Воротившись домой, Остамир сходил в баню, после сидел, попивая малиновый квас, когда раздался стук в дверь. Заглянул тиун:
- Батюшка боярин, там человек приехал от князя. Тебя князь Роман к себе кличет.
Задрожала у боярина рука. Чуть не выронил чашу, с тревогой обернулся на образа, крестя лоб. Вон оно как! А он-то вымылся, во всё чистое перерядился… Как чуял… И тиун не зря на днях докладывал, что сбег один парень… Не он ли выдал?
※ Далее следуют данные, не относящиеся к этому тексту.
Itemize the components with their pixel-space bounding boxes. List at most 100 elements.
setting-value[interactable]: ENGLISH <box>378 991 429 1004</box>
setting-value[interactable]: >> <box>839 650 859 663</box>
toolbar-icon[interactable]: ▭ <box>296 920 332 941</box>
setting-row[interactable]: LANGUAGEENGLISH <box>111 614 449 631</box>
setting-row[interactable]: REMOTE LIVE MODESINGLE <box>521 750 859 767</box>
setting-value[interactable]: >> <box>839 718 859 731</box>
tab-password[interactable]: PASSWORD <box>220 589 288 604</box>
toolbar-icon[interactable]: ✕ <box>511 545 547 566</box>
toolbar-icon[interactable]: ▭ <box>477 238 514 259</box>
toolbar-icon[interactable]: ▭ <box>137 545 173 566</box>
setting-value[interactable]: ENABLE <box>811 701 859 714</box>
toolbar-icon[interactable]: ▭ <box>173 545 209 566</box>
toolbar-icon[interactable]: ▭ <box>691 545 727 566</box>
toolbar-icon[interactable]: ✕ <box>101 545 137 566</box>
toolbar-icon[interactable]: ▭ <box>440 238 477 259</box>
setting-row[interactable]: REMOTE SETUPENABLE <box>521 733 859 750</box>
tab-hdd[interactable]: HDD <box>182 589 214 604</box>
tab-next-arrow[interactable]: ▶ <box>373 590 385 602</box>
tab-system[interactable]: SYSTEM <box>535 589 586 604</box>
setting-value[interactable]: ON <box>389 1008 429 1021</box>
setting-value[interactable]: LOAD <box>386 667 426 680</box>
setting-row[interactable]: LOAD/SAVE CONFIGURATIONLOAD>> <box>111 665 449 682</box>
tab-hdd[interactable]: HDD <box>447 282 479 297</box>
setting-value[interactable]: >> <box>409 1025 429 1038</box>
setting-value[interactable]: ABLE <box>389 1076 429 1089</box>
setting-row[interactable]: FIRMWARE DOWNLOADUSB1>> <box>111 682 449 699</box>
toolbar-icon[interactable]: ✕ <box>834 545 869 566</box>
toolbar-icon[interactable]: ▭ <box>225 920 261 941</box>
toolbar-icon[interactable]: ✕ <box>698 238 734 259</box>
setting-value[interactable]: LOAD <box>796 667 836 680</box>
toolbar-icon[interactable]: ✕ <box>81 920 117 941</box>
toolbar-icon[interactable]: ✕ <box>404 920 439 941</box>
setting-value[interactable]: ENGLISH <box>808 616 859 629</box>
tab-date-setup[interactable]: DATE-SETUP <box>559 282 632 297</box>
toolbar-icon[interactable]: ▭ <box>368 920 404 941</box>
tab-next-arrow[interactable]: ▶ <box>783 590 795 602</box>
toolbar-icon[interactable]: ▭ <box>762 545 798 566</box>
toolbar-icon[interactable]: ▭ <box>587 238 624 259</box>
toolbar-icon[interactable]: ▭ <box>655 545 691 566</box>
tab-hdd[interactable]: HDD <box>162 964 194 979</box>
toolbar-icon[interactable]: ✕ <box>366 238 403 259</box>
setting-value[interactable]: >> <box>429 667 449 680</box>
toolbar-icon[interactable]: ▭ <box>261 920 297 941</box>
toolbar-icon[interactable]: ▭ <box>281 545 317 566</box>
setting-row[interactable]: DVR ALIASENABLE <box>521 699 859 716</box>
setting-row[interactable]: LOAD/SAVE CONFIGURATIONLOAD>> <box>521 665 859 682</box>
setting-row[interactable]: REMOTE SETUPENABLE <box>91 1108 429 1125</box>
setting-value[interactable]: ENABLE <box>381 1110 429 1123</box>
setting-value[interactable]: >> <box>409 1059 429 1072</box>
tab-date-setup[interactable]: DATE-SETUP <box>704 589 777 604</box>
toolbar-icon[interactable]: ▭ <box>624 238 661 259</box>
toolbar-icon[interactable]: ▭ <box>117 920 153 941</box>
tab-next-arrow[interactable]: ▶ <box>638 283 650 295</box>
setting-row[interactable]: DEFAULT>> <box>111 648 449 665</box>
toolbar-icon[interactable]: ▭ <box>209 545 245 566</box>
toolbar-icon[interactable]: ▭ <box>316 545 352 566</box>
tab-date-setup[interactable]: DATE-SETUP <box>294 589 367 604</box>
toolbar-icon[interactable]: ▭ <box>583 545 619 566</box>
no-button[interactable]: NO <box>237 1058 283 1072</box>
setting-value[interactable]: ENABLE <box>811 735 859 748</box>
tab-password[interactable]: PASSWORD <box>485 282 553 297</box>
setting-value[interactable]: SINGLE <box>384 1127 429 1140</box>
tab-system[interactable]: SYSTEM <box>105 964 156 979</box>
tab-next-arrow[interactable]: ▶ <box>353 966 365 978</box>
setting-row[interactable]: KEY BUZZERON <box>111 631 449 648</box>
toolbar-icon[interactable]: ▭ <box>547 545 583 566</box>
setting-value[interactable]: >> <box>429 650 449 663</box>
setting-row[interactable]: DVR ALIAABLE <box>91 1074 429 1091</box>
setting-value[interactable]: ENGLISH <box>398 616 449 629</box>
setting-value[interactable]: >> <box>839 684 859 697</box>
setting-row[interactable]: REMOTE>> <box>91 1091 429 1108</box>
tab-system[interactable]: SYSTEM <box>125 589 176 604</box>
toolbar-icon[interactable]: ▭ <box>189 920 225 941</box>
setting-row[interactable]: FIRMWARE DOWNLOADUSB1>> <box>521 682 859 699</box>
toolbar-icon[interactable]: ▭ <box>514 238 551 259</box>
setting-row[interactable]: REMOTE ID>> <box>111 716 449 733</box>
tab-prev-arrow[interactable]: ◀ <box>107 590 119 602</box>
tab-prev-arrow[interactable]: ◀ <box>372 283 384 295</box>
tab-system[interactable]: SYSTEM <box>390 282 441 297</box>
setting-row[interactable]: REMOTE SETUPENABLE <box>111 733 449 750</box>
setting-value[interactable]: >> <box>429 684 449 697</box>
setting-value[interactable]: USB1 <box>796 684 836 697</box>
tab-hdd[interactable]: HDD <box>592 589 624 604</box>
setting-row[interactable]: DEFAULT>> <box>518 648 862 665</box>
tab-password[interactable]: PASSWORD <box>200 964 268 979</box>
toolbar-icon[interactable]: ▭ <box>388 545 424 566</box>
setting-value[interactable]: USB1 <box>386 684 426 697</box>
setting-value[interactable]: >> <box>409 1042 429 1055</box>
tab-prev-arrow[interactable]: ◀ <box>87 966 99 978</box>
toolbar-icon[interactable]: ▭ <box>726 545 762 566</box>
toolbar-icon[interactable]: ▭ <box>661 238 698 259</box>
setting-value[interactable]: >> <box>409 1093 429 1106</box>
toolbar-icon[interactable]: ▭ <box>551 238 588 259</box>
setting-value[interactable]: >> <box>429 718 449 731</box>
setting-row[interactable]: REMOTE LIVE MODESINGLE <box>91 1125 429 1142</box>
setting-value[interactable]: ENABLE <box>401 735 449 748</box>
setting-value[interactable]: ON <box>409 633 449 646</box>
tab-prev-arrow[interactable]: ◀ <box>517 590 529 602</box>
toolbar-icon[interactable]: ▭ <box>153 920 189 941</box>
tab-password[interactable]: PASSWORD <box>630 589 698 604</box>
Но с чего это он взял, что Роман зовёт его на казнь? Когда князь готовит казнь, он присылает полсотни ражих молодцов, которые силком выволакивают боярина из терема, бросают в возок и увозят навсегда. А тут честь-честью передали приглашение… Авось, всё обойдётся. И, сердясь на себя и дрожа от страха, боярин кое-как поднялся с лавки и кликнул слуг, чтобы собирали его к князю.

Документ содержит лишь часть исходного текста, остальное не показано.